Lo sport: in­di­ca­to­re cul­tu­ra­le di ri­ge­ne­ra­zio­ne fi­si­ca e so­cia­le

Architetture, paesaggi, lineamenti

Data di pubblicazione
14-06-2023
Emilio Faroldi
Arch., PhD, prorettore vicario POLIMI e direttore del Master in Sport Design and Management

La storia delle civiltà e dei luoghi è testimone del significato e del ruolo che la cultura dello sport e la gestione colta del tempo libero hanno avuto nella definizione dell’identità delle comunità e dei popoli.

«Luogo» per antonomasia e presenza tipologica forte e riconoscibile all’interno del tessuto urbano, l’architettura dello sport si eleva a contenitore di molteplici dinamiche emotive. Icona della città policentrica e multiscalare, essa è oggetto di studi e sperimentazioni interni al dibattito e alle azioni che coinvolgono i sistemi territoriali e i loro assetti. Il rapporto sport-cultura, in forme sostanzialmente immutate rispetto a duemila anni fa, è facilmente rintracciabile in ogni ambito della società contemporanea e ne influenza gusti, costumi, tendenze.
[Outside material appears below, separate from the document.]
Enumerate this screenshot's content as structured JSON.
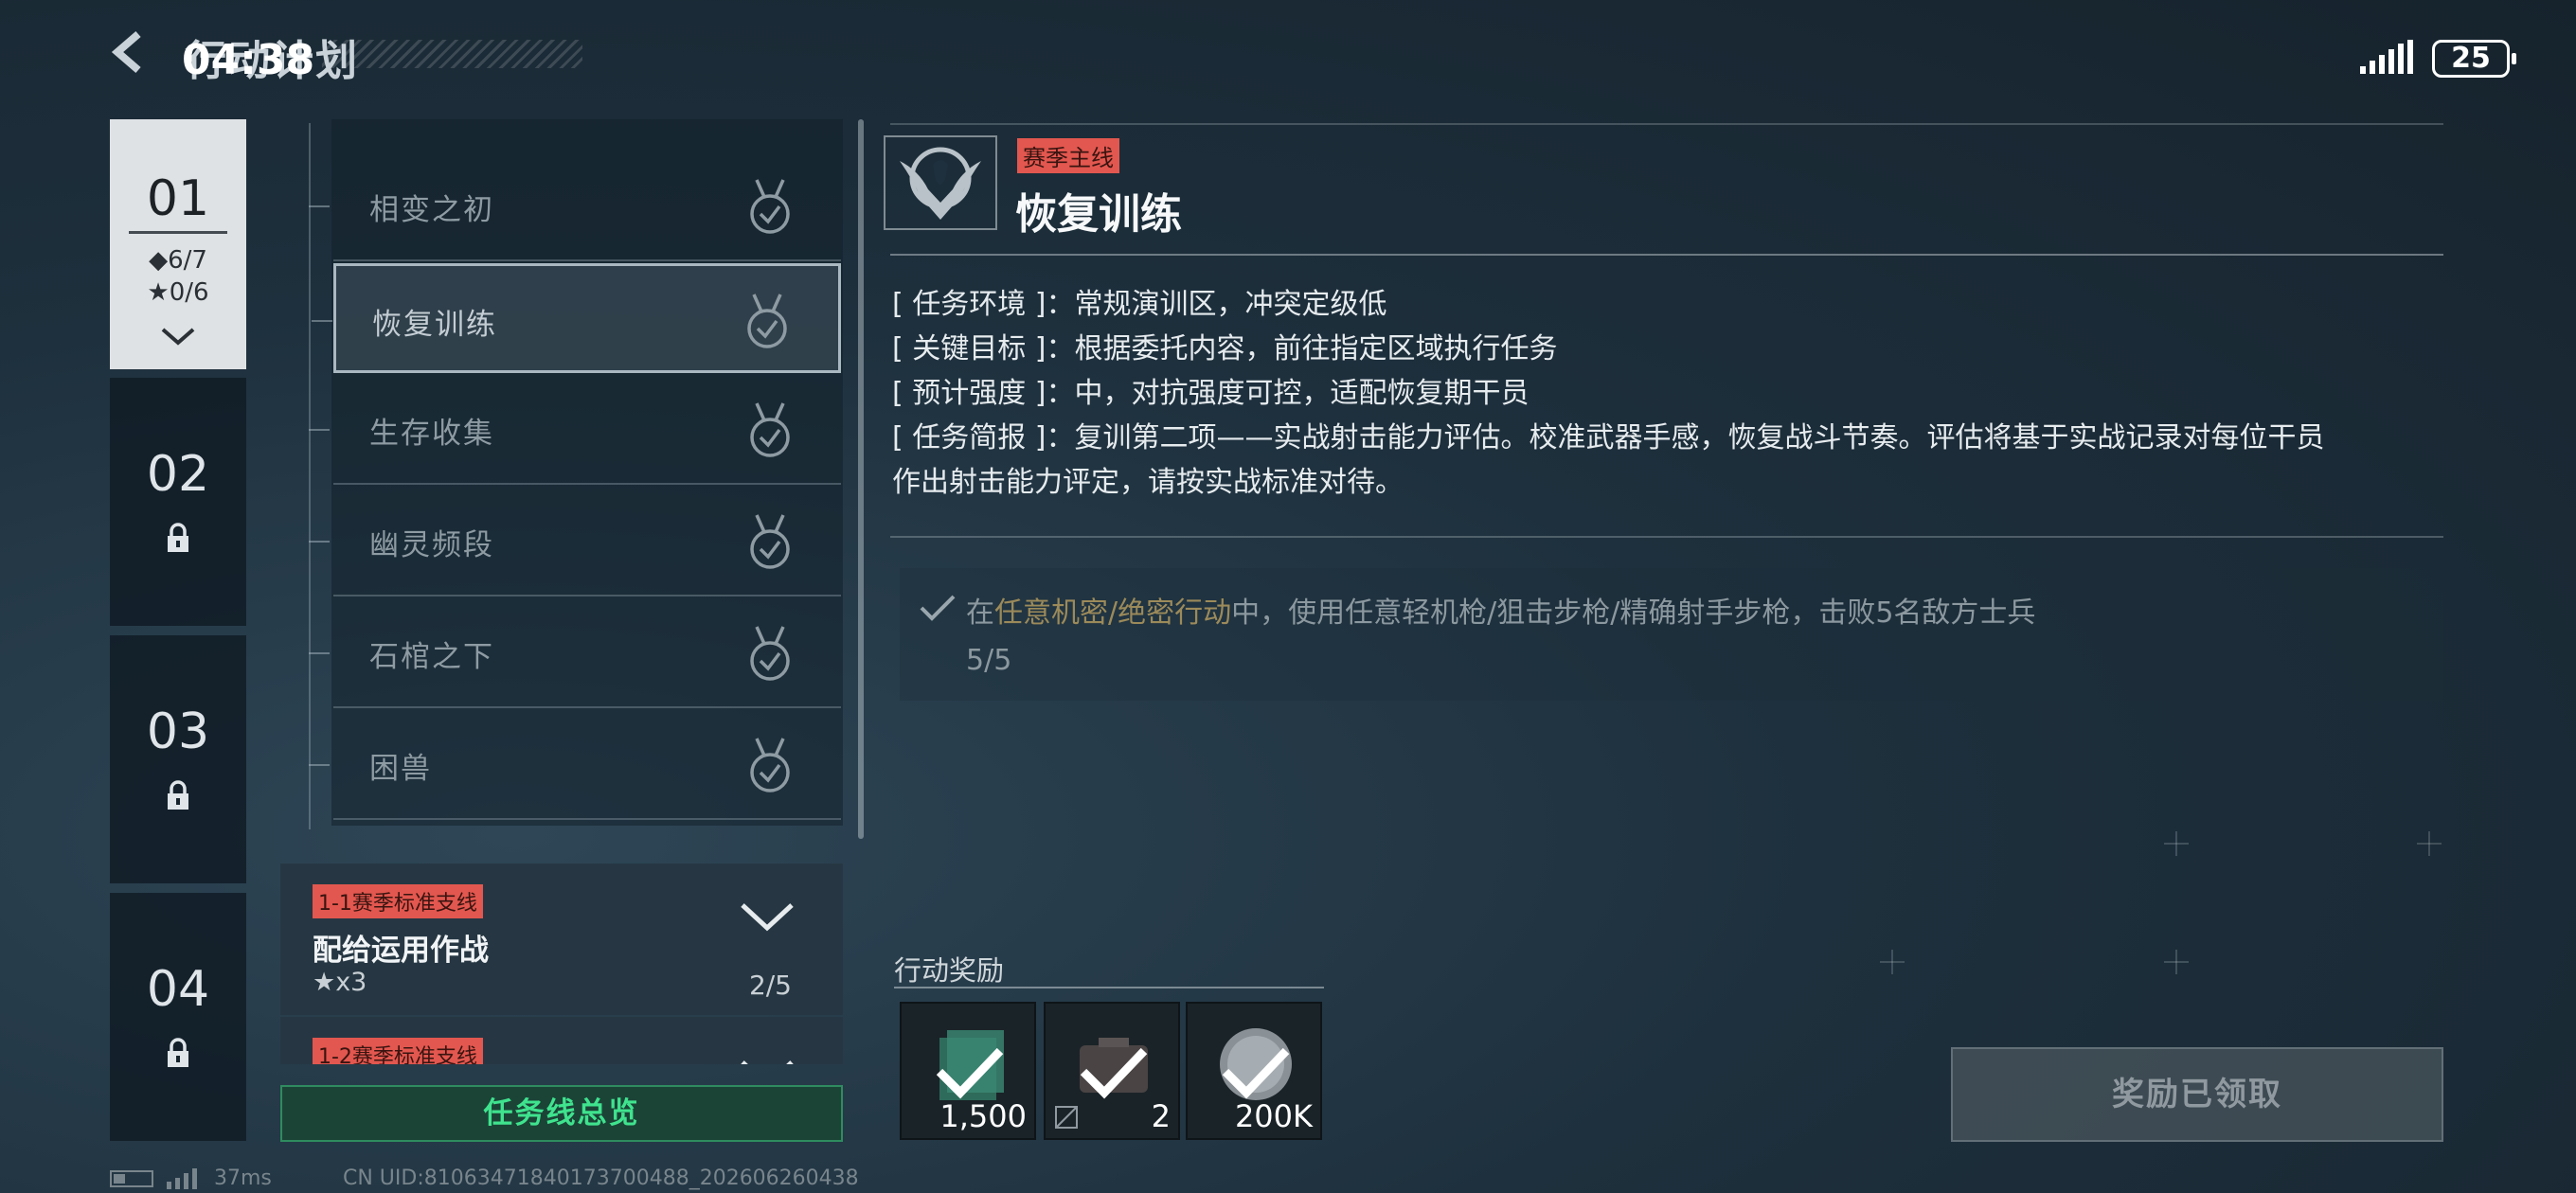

Condivisione, interattività e realtà virtuale: in un clima di ibridazione e contaminazione delle tecnologie dell’informazione e della comunicazione, lo sport e la sua architettura sono anche espressione sincera delle necessità delle nuove generazioni.

Identificare ed eleggere tali comparti a beni culturali da valorizzare, analizzando le ricadute che questi elementi imprimono alla trasformazione della città e del territorio, significa, dunque, promuovere un’azione di manifesta attualità, interprete di una visione che traduce l’atto politico-decisionale in strumento culturale dalle evidenti potenzialità sociali ed economiche.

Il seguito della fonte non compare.